Fern could feel it, just out of reach.

“We cut ourselves for nothing!” Holly said, frustrated at how close they were. “We have to make it work!”

Something moved in the darkness outside the firelight, and a bit of shadow separated itself and approached the circle: Decima. She trotted along the riverbank, then stopped and sat on the edge of the grass. She watched the two of them and Fern felt like Miss Parcae was there, watching Holly fail.

Then she remembered the book.

Blood and pain are the midwives to every spell. When a working struggles to be born you must lubricate it with pain—the greater the working the greater the pain required.

Then she remembered her dad.

“I have an idea,” she said.

She pulled out a pair of scissors from the pillowcase. She’d brought them along, just in case. She handed them to Holly.

“Holly,” Fern said. “You need to pay a bigger Sixpence.”

The girl stared at her as Fern explained what she had to do. After a moment, Holly nodded.

“Okay,” she said.

“I’m sorry,” Fern told her.

In the guttering firelight Decima watched with glittering eyes as Holly raised the silver scissors to her face.

“Close your eyes,” Fern said. “Don’t look.”

Holly closed her eyes. She opened her mouth, put out her tongue, and fitted it into the beak of the scissors. A small whine escaped her throat.

If Zinnia had been there she would have told them this was a trick. That this was what happened in all the books and stories about making deals with the devil: the devil tricked you. All they’d wanted to do was stop Zinnia from being sick all the time, and somehow here they were, Holly about to cut off the tip of her tongue.
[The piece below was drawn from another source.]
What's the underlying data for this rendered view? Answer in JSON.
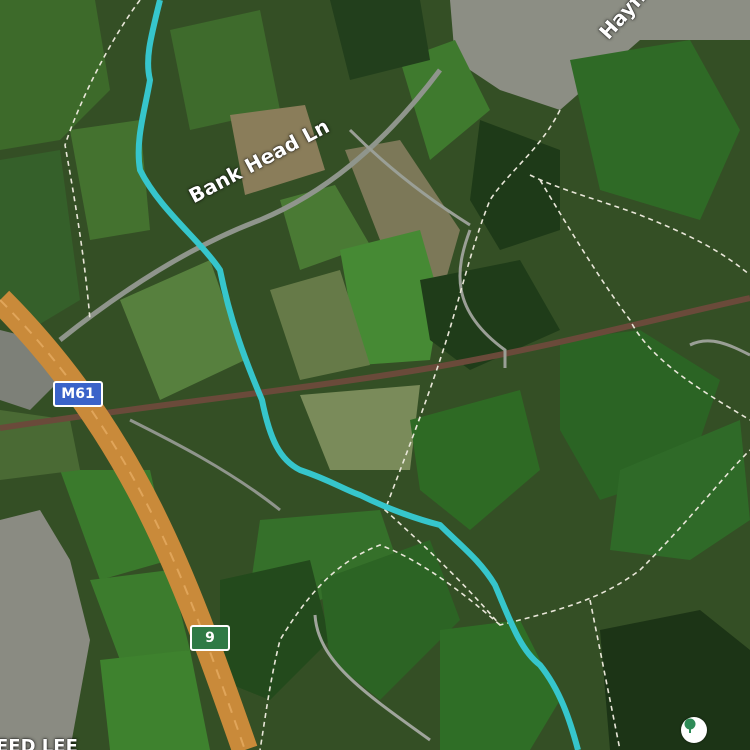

The most painful thing Fern could imagine.

Holly took a deep breath.

Zinnia would tell them to stop, to come home, to find another way, but the storm was so close. Fern could feel its coolness on her fingertips, just out of reach, and this storm would save Holly. They had to do this. They’d come so far. They were so close.
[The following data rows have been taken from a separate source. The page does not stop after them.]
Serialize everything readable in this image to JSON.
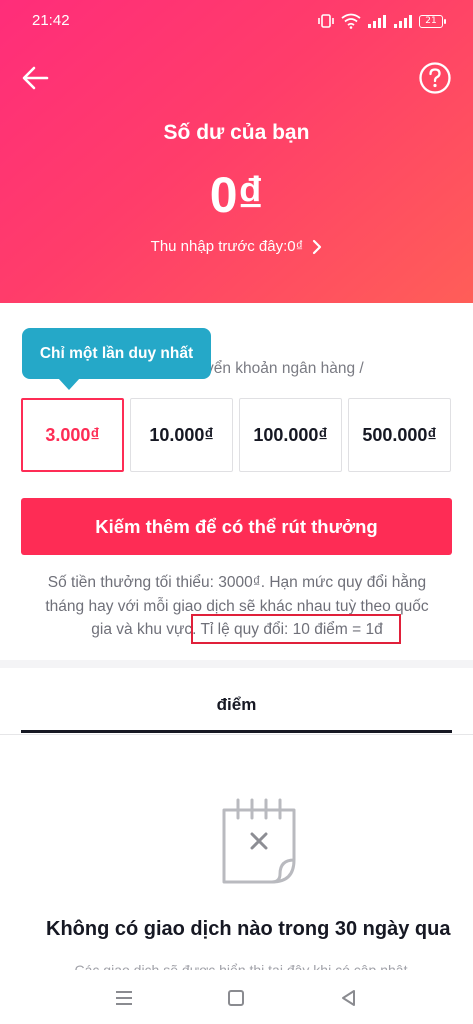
{
  "status_bar": {
    "time": "21:42",
    "battery": "21"
  },
  "header": {
    "balance_title": "Số dư của bạn",
    "balance_value": "0₫",
    "previous_income": "Thu nhập trước đây:0₫"
  },
  "withdraw": {
    "tooltip": "Chỉ một lần duy nhất",
    "bank_transfer_label": "yển khoản ngân hàng /",
    "amounts": [
      "3.000₫",
      "10.000₫",
      "100.000₫",
      "500.000₫"
    ],
    "selected_index": 0,
    "earn_button": "Kiếm thêm để có thể rút thưởng",
    "info_line1": "Số tiền thưởng tối thiểu: 3000₫. Hạn mức quy đổi hằng",
    "info_line2": "tháng hay với mỗi giao dịch sẽ khác nhau tuỳ theo quốc",
    "info_line3_prefix": "gia và khu vực.",
    "info_rate": "Tỉ lệ quy đổi: 10 điểm = 1đ"
  },
  "tabs": {
    "points": "điểm"
  },
  "empty_state": {
    "icon": "empty-calendar-icon",
    "title": "Không có giao dịch nào trong 30 ngày qua",
    "subtitle": "Các giao dịch sẽ được hiển thị tại đây khi có cập nhật"
  },
  "colors": {
    "accent": "#fe2c55",
    "tooltip": "#25a8c8",
    "highlight": "#e0203a"
  }
}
Decima licked her chops with a hollow slobbering sound.

The tendons on the back of Holly’s hand flexed as she slowly closed the scissors, the hard line of the blade pressing slowly into her pink tongue. She needed to speed up. She needed to do this fast before she thought too much about it.

Holly bore down from her shoulder and Fern saw the sharp steel bite into her exposed muscle and then Holly splayed her fingers open and threw the scissors in the dirt.

Her eyes streamed with frustrated tears.

“I can’t!” Holly wailed. “I can’t do it!”

Something solid hit flesh and fur and Fern heard an alarmed yelp and Decima scrabbled to her feet and charged a few feet away, spun around, and froze.

“Go on!” a woman shouted. “Get out of here! Get!”

Hagar strode after Decima, a shovel in one hand, and swung it at her again. The dog dodged out of the way, then turned tail and ran toward the woods, disappearing into the long grass. Hagar turned on the girls.

The firelight picked out the lines of exhaustion carved into either side of her mouth, the sweat staining the front of her housedress. Hagar looked at the two naked, pregnant teenagers standing by the fire, a pair of scissors lying on the ground between them. She threw the shovel at them. It landed in the dirt.

“Put out that fire,” Hagar said. “Clean yourselves up. Then get your clothes on and meet me in the kitchen. You’ve got some explaining to do.”